Submitted to: Remote Sensing
Publication Type: Review Article
Publication Acceptance Date: 1/1/2023
Publication Date: 1/6/2023
Citation: Omia, E., Bae, H., Park, E., Kim, M.S., Baek, I., Kabenge, I., Cho, B. 2023. Remote sensing in field crop monitoring: A comprehensive review of sensor systems, data analyses and recent advances. Remote Sensing. 15:354.

Interpretive Summary: An overview is presented of the current state of the art for remote sensing technology utilizing spectral imaging for field crop monitoring. First addressed are fundamental principles of the remote sensing and spectral imaging. Next, multiple approaches for acquiring spectral field data are reviewed, including ground-, air-, and space-based platforms and the imaging techniques used; and then various methods of spectral data processing and analysis are examined. Important field crop monitoring applications of spectral imaging are presented, as well as the combination of spectral imaging with LiDAR which, as one of many possible implementations of multi-sensor data fusion, combines complementary remote sensing techniques to achieve significant improvements in accuracy over that which is possible from any single technique alone. This review presents a wealth of information useful to agricultural researchers and industrial users of remote sensing for understanding and using current spectral imaging technologies to the greatest possible advantage in essential field crop monitoring applications to help optimize agronomic inputs (such as fertilizer, pesticides, seed, and water) to improve productivity and reduce adverse effects of climate change based on timely in-field data for making decisions and taking effective actions during crop production.
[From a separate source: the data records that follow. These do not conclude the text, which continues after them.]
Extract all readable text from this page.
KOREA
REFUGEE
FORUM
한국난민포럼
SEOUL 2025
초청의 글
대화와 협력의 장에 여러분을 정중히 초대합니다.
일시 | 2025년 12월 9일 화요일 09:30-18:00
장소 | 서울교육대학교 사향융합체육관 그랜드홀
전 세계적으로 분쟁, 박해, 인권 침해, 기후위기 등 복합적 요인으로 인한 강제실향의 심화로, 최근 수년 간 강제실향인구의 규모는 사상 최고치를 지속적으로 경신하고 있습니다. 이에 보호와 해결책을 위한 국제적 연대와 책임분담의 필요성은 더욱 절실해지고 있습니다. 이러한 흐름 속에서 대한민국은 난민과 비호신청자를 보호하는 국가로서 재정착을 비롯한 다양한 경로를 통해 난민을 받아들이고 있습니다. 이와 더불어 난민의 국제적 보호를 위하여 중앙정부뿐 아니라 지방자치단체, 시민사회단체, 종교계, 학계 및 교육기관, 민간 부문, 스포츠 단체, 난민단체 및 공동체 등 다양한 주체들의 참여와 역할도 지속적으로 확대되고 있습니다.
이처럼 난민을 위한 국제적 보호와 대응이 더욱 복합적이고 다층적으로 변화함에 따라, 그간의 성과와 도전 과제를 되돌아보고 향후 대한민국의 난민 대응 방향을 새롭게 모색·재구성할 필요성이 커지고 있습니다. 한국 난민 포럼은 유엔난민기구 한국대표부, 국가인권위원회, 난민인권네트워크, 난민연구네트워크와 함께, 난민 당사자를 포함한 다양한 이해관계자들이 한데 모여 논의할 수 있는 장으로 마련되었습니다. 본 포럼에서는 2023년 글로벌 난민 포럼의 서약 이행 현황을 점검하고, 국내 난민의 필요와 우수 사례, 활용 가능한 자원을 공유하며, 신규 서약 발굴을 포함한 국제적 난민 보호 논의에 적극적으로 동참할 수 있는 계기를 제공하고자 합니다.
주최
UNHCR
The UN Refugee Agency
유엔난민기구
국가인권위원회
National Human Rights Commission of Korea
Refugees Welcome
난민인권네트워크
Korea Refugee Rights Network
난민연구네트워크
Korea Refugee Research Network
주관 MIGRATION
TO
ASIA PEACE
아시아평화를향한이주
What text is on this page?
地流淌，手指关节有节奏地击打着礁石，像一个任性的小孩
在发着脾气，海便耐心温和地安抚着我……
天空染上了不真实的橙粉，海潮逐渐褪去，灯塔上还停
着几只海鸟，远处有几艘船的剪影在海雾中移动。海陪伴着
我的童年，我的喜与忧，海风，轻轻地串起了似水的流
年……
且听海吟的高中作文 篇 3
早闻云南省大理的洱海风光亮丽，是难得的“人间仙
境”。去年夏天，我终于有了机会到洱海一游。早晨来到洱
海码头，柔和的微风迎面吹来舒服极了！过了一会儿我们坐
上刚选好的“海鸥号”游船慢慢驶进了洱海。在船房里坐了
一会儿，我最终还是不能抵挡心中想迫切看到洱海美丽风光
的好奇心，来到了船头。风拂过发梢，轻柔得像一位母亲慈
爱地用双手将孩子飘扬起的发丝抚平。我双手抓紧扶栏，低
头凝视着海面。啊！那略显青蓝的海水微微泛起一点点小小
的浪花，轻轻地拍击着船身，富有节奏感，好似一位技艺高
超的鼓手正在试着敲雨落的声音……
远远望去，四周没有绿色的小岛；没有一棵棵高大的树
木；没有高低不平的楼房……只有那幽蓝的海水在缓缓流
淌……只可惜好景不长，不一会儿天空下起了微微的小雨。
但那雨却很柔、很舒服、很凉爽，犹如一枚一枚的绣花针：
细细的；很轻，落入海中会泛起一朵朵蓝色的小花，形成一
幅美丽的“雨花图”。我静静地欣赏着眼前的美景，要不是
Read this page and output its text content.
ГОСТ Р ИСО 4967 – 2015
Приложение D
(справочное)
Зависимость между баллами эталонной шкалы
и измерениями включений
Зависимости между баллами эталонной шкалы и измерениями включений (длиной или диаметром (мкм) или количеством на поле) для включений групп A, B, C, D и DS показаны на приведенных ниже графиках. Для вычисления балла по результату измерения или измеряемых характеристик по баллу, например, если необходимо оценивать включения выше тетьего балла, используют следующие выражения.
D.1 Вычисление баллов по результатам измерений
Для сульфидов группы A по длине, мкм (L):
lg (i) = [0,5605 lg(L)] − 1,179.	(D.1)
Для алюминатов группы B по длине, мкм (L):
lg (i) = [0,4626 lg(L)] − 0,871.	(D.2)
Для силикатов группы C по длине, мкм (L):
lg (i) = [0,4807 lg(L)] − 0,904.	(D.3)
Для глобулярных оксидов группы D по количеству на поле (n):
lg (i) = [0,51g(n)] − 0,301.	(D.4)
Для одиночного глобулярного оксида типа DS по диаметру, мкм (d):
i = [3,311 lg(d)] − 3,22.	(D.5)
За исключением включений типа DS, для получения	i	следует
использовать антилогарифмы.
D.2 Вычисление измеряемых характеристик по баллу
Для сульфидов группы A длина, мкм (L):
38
Technical Abstract: Key elements underpinning food security require the adaptation of agricultural systems to support productivity increases while minimizing inputs and the adverse effects of climate change. Advances in precision agriculture over the past few years have significantly enhanced the efficiency of applying spatially variable agronomic inputs, such as fertilizers, pesticides, seeds, and water for irrigation. These advancements have been attributed to increasing innovations that utilize new technologies capable of monitoring field crops for varying spatial and temporal changes. Remote sensing technology has been earmarked as the primary driver of success in precision agriculture, along with other technologies such as the Internet of Things (IoT), robotic systems, weather forecast, and global positioning system (GPS) technology. More specifically, multi-spectral imaging (MSI) and hyperspectral imaging (HSI) have made possible the monitoring of field crop health to aid decision-making, as well as the application of spatially and temporally variable agro-inputs. Furthermore, the fusion of remotely sensed multi-source data—for instance, HSI and light detection and ranging (LiDAR) data fusion—has even made it possible to monitor changes in different parts of an individual plant. In this regard, we review the state of the art of research papers concerning remote sensing technology for field crop monitoring using spectral imaging. An overview of the fundamental principles underlying spectral imaging for remote sensing applications is presented. Following the survey, we provide a chronological discussion of data acquisition, processing, analysis, and applications. Finally, we highlight recent advances made in enhancing crop monitoring through the fusion of HSI and LiDAR data.